Perfección primordial

El atributo de la misericordia (Jesed) que acompaña a todo el proceso de evolución se alcanza desde los estados amargos y opuestos experimentados por el ser creado. Estos estados son exactamente lo que le impulsa a elevarse y abrazar la misericordia y el juicio, el otorgamiento y la recepción.

La criatura es una acumulación de la gama infinita de tonalidades que radican entre la recepción y el otorgamiento; con su ayuda la criatura revela la fuerza Superior que la precedió y la creó. Para ser una criatura independiente y semejante al Creador, alcanzarle a Él plenamente, debe contener su propio sistema y el del Creador de tal forma que ambos sistemas coinciden totalmente uno con el otro.

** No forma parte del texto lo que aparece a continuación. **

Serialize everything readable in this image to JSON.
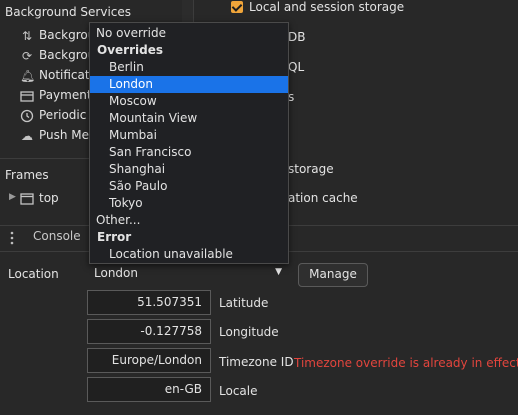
{
  "sidebar": {
    "section_background": "Background Services",
    "items": [
      {
        "label": "Background",
        "icon": "arrows-updown-icon"
      },
      {
        "label": "Background",
        "icon": "background-icon"
      },
      {
        "label": "Notifications",
        "icon": "bell-icon"
      },
      {
        "label": "Payment",
        "icon": "card-icon"
      },
      {
        "label": "Periodic B",
        "icon": "clock-icon"
      },
      {
        "label": "Push Mess",
        "icon": "cloud-icon"
      }
    ],
    "section_frames": "Frames",
    "frame_item": "top"
  },
  "right_panel": {
    "checkbox_label": "Local and session storage",
    "partial_1": "DB",
    "partial_2": "QL",
    "partial_3": "s",
    "partial_4": "storage",
    "partial_5": "ation cache"
  },
  "drawer": {
    "tab_console": "Console"
  },
  "sensors": {
    "location_label": "Location",
    "location_value": "London",
    "manage_button": "Manage",
    "latitude_value": "51.507351",
    "latitude_label": "Latitude",
    "longitude_value": "-0.127758",
    "longitude_label": "Longitude",
    "timezone_value": "Europe/London",
    "timezone_label": "Timezone ID",
    "timezone_error": "Timezone override is already in effect",
    "locale_value": "en-GB",
    "locale_label": "Locale"
  },
  "dropdown": {
    "no_override": "No override",
    "group_overrides": "Overrides",
    "options": [
      "Berlin",
      "London",
      "Moscow",
      "Mountain View",
      "Mumbai",
      "San Francisco",
      "Shanghai",
      "São Paulo",
      "Tokyo"
    ],
    "selected": "London",
    "other": "Other...",
    "group_error": "Error",
    "location_unavailable": "Location unavailable"
  },
  "colors": {
    "accent": "#f0a53a",
    "selection": "#1a73e8",
    "error": "#e2453d"
  }
}
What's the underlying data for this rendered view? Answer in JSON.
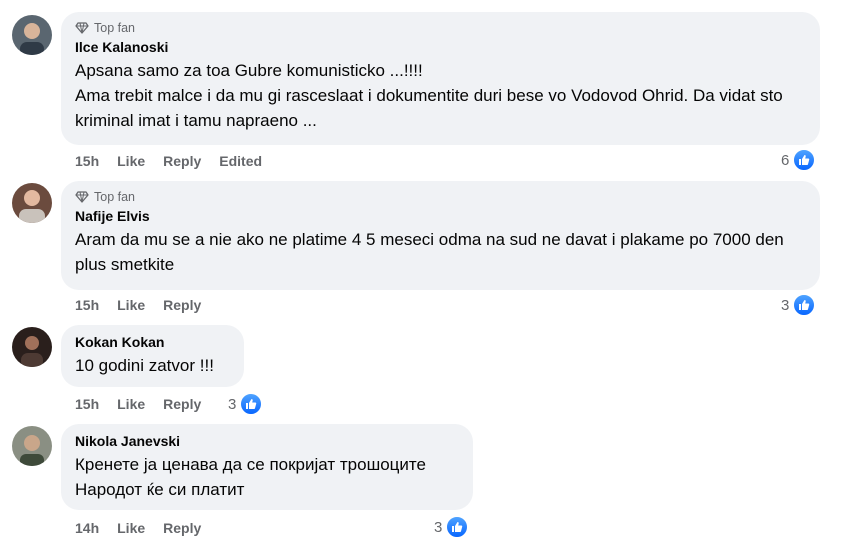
{
  "colors": {
    "bubble_bg": "#f0f2f5",
    "secondary_text": "#65676b",
    "like_blue": "#0866ff"
  },
  "comments": [
    {
      "badge": "Top fan",
      "author": "Ilce Kalanoski",
      "text": "Apsana samo za toa Gubre komunisticko ...!!!!\nAma trebit malce i da mu gi rasceslaat i dokumentite duri bese vo Vodovod Ohrid. Da vidat sto kriminal imat i tamu napraeno ...",
      "time": "15h",
      "like_label": "Like",
      "reply_label": "Reply",
      "edited_label": "Edited",
      "reactions": "6"
    },
    {
      "badge": "Top fan",
      "author": "Nafije Elvis",
      "text": "Aram da mu se a nie ako ne platime 4 5 meseci odma na sud ne davat i plakame po 7000 den plus smetkite",
      "time": "15h",
      "like_label": "Like",
      "reply_label": "Reply",
      "reactions": "3"
    },
    {
      "author": "Kokan Kokan",
      "text": "10 godini zatvor !!!",
      "time": "15h",
      "like_label": "Like",
      "reply_label": "Reply",
      "reactions": "3"
    },
    {
      "author": "Nikola Janevski",
      "text": "Кренете ја ценава да се покријат трошоците\nНародот ќе си платит",
      "time": "14h",
      "like_label": "Like",
      "reply_label": "Reply",
      "reactions": "3"
    }
  ]
}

La criatura es un mecanismo complejo, pero esta complejidad es el resultado de su imperfección. La perfección radica en la sencillez. La Luz Superior es sencilla, es el atributo puro de otorgamiento. Pero, la criatura misma no puede ser igual al Creador excepto en su forma externa, mientras que al interior permanece el deseo que debe llenarse.

(23292 – De la primera parte de la lección diaria de Cabalá del 12 de octubre 2010, El asunto de la misericordia.)